On the big drive to Nashville where we travel in cities and routes that we realistically cannot road test like a 1-day trip we work very closely with local Mustang clubs and enthusiasts in the locations where we travel. We ask them things like, "what is the best route through Oklahoma City at 7:30am?" They will often tell us the best freeway or via, or will tell us what is the best place to stage up and stay for the night, so that traffic in the morning will be less of an issue. Our event planning success is incumbent on this teamwork, and we are in that process right now. Again we have learned from mistakes and successes in past events and the resulting lesson is "Teamwork, Teamwork, Teamwork." This cannot be done with computer software alone. We thank the hundreds of people across the United States whom we will eventually work with in advance for their help and support!

Feedback

On the Knott's trip we found that most everyone was very pleased with this new format as it is more relaxing and allows more time to rest at rendezvous points.

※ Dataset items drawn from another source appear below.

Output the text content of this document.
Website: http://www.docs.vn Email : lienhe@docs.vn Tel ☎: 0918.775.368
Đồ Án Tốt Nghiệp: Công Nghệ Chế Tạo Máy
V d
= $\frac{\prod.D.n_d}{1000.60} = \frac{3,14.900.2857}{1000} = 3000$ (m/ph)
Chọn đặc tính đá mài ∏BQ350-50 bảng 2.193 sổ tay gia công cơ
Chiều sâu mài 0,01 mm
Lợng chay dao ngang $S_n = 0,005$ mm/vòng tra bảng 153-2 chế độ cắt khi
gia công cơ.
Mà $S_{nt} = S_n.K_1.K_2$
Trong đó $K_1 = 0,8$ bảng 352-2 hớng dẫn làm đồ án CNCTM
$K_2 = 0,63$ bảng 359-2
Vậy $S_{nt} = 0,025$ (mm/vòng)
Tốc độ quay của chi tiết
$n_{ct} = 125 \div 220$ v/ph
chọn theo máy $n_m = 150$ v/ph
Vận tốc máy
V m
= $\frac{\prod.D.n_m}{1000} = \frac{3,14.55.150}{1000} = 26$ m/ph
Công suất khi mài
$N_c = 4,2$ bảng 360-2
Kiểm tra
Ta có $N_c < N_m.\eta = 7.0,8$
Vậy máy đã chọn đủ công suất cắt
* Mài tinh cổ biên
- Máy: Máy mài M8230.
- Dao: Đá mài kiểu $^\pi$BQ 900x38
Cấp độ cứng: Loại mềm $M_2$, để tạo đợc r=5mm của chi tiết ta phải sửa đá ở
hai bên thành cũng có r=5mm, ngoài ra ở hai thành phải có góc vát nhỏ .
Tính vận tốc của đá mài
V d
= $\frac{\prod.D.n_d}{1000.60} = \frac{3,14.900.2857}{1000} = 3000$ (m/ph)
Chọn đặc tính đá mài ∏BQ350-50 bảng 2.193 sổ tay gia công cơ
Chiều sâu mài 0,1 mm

We asked one road trip veteran who had been on all of our previous events through the good and bad, and has organized a few drives with Mustangs In Motion what he thought about our new format. He said, simply "I like it". From the honorable Gary Hanson of Livermore, CA that is a compliment we take to heart. While there were a few drivers who still preferred a slower pace than the 70 mph speed limit, overall most people felt comfortable with the pace.

When ever you have a mixture of new and vintage cars on a convoy event, you have to compromise on both ends. Many of us who might drive on our own may well drive much faster than the convoy would travel. Vintage cars by virtue of their gearing and lack of overdrive transmissions are not always well suited to drive much faster than 70 mph all day, while those in late model cars could wisp along at 80 mph without a thought. Thus we state to all drivers at the morning meetings that they should find a speed that is comfortable with them and drive it unapologetically. If you want to go faster, you need not feel confined to the group. If you would rather go slower, that is fine too. We do not need to be a tight convoy; we will all eventually get there. This creed is now backed up by our new scheduling format described above that will allow those who would rather take a slower pace to still meet the schedule on time an not feel like they need to take off early to get there with the group. Will it be perfect? No, but it will be better!

The next big drive

We believe that on the big drive in 2004, this new format will make the drive more enjoyable for a larger percentage of people. As we know, you can't please all of the people all of the time, and we wont try to. The main thing is that we learn from past experience and make changes to try and accommodate the variables we have in our group. At the end of the day what we are all doing here is pretty awesome. What other activity in our lives do we have the opportunity where a group of enthusiasts exist of ages of 18-80+ can all get together and take part in a big time event together. This event will carry with it 300+ Mustangs built over a 40 year period driven by four generations of Mustang enthusiasts! To make this work, there will be some compromises, but we know we can fine tune the event to be a smooth running machine for most. The best advice we have is kick back and enjoy the drive!